Conventional coal- and gas-fired power stations, which discard heat, achieve only 38% and 48% efficiency respectively; with CHP systems, which capture heat and then make use of it, this figure can rise to 70%. They can work the other way around too, generating electricity from systems designed for heating.

CHP systems operate on different scales, depending on the size of the job. Denmark, Finland, Sweden and the Netherlands use large municipal-scale systems. For example, some 275,000 homes in Copenhagen are served by a vast CHP network. Others work at a smaller neighbourhood level or for small groups of homes.

There are now micro designs on the market, for use in a single home. The first one that is comparable in size to a conventional boiler goes on sale this month through British Gas. Called the Baxi Ecogen and designed for use in average-sized houses, it provides 24kW of thermal output for space heating and hot water, generating electricity as a by-product.

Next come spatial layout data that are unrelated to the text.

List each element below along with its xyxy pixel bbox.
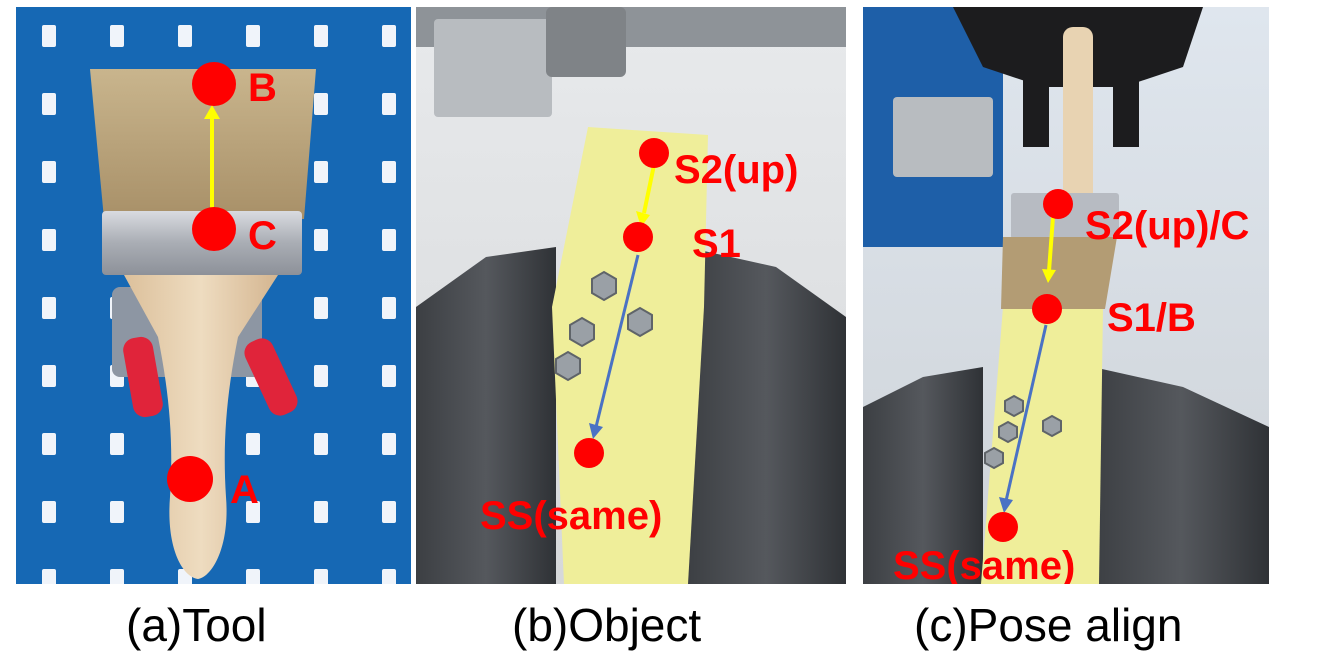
caption-tool: (a)Tool (126, 599, 267, 651)
nuts (984, 394, 1062, 470)
power-box (434, 19, 552, 117)
tape-strip (552, 127, 708, 584)
panel-pose-align: S2(up)/C S1/B SS(same) (863, 7, 1269, 584)
blue-arrow (1004, 324, 1048, 502)
label-s1b: S1/B (1107, 296, 1196, 340)
label-a: A (230, 468, 259, 512)
marker-s1b (1032, 294, 1062, 324)
vise-right (1093, 367, 1269, 584)
tool-photo: B C A (16, 7, 411, 584)
label-s2c: S2(up)/C (1085, 204, 1249, 248)
power-box (893, 97, 993, 177)
handle (124, 275, 278, 579)
blue-arrowhead (589, 423, 603, 439)
marker-s2c (1043, 189, 1073, 219)
label-b: B (248, 66, 277, 110)
gripper-finger-left (1023, 47, 1049, 147)
yellow-arrowhead (636, 211, 650, 227)
marker-a (167, 456, 213, 502)
blue-arrow (594, 254, 640, 428)
caption-pose-align: (c)Pose align (914, 599, 1183, 651)
marker-ss (574, 438, 604, 468)
blue-arrowhead (999, 497, 1013, 513)
label-s1: S1 (692, 222, 741, 266)
label-ss: SS(same) (480, 494, 662, 538)
hanger-peg-right (244, 338, 298, 416)
marker-ss (988, 512, 1018, 542)
vise-left (416, 247, 556, 584)
marker-b (192, 62, 236, 106)
marker-c (192, 207, 236, 251)
panel-object: S2(up) S1 SS(same) (416, 7, 846, 584)
vise-right (686, 247, 846, 584)
gripper-finger-right (1113, 47, 1139, 147)
yellow-arrow (1047, 216, 1055, 272)
yellow-arrowhead (204, 105, 220, 119)
bristles (1001, 237, 1117, 309)
hanger-peg-left (123, 336, 163, 418)
pose-align-photo: S2(up)/C S1/B SS(same) (863, 7, 1269, 584)
vise-left (863, 367, 983, 584)
label-c: C (248, 214, 277, 258)
caption-object: (b)Object (512, 599, 702, 651)
brush-handle (1063, 27, 1093, 207)
yellow-arrow (642, 164, 656, 214)
object-photo: S2(up) S1 SS(same) (416, 7, 846, 584)
machine-part (546, 7, 626, 77)
yellow-arrowhead (1042, 269, 1056, 283)
panel-tool: B C A (16, 7, 411, 584)
label-s2: S2(up) (674, 148, 798, 192)
marker-s1 (623, 222, 653, 252)
nuts (555, 270, 653, 382)
bristles (90, 69, 316, 219)
marker-s2 (639, 138, 669, 168)
label-ss: SS(same) (893, 544, 1075, 584)
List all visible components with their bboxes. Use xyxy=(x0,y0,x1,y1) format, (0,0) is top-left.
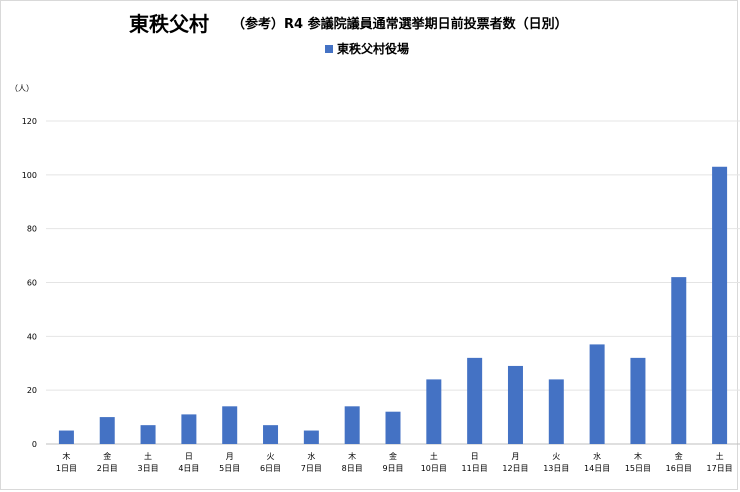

It will be capable of producing 1,800 to 2,400 Kwh of electricity a year, more than half the total demand of a typical gas-heated home. British Gas will not give a fixed price for the Ecogen: it varies according to installation requirements, but free estimates are available. It has been reported that the units cost up to £5,000, about twice as much as regular boilers.

Yet not only will CHP cut your electricity bills, it could qualify you for payments under the government’s new Clean Energy Cashback scheme. In the end, Baxi estimates that users could save between £250 and £600 a year, offsetting the extra cost of the device within five or six years. After that, you will be saving money.